\[r(\textbf{x}) = E[Y|\textbf{X}=\textbf{x}] =\beta_1 + \beta_2x_2 + \dotsc +\beta_k x_k\]
That is, we have data of the form
\[(X_1, Y_1), \dots, (X_n, Y_n)\] where the covariate is a vector of length \(k\) \[X_i = (X_{i1}, \dots, X_{ik })\] So, we have that each observation \(i\) is defined by \(k\) values.
\[Y_i = \sum_{j=1}^k \beta_j X_{ij} + \epsilon_i \qquad i=1, \dots, n \] where
\[E \left( \epsilon_i\right | X_{i1}, \dots, X_{ik}) = 0 \]
To include and intercept, we set
\[X_{i1} = 1 \qquad i=1, \dots, n\]
The multiple linear regression model can be expressed as
\[Y = X \beta + \epsilon\]
where
\[Y = \begin{bmatrix} Y_1 \\ Y_2 \\ \vdots \\ Y_n \end{bmatrix}\]
\[X = \begin{bmatrix} 1 & X_{12} & \dots & X_{1k} \\ 1 & X_{22} & \dots & X_{2k} \\ \vdots & \vdots & \vdots & \vdots \\ 1 & X_{n2} &\dots & X_{nk} \\ \end{bmatrix}\]

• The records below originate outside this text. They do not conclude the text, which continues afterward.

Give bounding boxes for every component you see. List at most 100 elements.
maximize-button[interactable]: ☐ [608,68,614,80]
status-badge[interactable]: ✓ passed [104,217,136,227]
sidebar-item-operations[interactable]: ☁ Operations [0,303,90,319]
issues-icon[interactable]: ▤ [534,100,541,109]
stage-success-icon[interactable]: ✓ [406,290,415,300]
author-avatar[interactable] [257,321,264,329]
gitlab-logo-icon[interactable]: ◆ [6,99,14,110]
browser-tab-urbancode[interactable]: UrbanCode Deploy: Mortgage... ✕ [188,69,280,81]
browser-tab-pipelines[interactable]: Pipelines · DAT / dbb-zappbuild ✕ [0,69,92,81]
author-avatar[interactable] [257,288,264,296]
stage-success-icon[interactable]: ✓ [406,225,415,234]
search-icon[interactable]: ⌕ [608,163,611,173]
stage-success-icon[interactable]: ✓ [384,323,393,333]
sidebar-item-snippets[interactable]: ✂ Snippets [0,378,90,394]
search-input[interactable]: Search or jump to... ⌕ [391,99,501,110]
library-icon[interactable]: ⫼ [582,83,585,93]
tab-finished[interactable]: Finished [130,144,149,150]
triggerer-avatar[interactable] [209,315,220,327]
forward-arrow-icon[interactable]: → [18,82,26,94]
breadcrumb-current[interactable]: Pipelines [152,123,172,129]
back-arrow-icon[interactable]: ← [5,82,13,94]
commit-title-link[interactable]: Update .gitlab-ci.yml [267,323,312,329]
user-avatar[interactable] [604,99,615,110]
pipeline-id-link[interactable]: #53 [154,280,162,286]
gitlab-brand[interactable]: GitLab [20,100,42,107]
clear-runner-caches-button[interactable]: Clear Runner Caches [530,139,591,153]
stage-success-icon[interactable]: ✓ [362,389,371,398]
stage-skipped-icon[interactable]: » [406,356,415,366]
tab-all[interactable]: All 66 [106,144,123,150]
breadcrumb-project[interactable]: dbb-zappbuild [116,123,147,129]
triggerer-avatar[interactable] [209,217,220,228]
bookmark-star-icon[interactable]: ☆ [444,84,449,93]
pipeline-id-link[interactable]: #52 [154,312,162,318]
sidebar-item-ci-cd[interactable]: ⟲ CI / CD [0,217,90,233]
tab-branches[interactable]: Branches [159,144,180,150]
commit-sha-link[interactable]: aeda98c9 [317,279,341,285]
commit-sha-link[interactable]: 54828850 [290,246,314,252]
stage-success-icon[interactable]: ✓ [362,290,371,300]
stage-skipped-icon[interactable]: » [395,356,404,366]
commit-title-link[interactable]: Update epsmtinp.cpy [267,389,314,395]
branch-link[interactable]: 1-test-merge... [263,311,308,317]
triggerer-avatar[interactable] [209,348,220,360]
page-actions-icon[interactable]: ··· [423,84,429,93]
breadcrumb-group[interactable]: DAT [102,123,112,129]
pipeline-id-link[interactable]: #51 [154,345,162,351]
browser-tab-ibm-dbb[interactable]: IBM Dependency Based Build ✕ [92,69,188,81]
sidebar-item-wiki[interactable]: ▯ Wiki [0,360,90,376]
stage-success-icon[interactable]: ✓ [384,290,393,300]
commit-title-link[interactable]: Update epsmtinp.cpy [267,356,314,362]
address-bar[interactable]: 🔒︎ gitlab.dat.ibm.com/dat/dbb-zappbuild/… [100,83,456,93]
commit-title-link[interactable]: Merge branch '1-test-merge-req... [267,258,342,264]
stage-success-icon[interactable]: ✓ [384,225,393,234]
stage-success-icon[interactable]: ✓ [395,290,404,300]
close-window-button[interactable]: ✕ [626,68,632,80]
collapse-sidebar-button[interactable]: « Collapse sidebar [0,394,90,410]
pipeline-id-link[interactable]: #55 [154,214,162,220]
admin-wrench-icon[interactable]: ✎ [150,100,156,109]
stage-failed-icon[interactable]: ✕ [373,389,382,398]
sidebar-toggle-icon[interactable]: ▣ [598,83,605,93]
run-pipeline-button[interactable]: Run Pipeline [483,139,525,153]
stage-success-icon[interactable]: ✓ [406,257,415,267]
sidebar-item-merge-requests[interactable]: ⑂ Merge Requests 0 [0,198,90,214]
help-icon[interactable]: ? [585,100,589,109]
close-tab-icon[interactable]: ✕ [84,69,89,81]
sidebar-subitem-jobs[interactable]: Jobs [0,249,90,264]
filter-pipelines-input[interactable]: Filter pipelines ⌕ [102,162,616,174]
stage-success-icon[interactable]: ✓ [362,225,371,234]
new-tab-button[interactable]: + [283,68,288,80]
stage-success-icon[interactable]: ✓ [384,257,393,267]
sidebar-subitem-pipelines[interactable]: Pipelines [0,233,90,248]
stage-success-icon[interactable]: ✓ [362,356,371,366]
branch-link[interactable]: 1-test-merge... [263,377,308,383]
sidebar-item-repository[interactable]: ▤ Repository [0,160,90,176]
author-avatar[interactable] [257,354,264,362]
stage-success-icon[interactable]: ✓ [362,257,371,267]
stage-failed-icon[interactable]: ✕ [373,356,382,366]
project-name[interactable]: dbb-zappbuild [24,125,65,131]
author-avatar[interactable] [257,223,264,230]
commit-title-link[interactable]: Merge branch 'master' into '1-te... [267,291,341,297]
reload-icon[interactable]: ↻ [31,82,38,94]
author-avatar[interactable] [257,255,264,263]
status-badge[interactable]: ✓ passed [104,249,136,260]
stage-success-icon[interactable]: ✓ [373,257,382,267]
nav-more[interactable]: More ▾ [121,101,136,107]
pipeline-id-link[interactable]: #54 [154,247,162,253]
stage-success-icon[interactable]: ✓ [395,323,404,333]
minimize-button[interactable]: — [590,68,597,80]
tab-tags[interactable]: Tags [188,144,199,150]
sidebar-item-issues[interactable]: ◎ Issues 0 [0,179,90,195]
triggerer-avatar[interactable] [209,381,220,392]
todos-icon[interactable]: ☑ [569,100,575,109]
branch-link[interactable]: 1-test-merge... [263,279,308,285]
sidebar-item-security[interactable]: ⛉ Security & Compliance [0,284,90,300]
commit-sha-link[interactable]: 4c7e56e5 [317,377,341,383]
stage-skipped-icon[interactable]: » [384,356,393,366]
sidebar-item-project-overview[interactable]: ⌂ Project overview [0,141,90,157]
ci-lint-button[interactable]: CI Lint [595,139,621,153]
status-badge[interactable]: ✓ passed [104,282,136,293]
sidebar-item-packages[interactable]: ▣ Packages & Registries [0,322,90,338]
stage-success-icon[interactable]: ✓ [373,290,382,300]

\[\beta = \begin{bmatrix} \beta_1 \\ \beta_2 \\ \vdots \\ \beta_n \end{bmatrix}\]
\[\epsilon = \begin{bmatrix} \epsilon_1 \\ \epsilon_2 \\ \vdots \\ \epsilon_n \end{bmatrix}\]
\(X\) is called the design matrix.
Wasserman, L. All of statistics (2004). Springer Science & Business Media.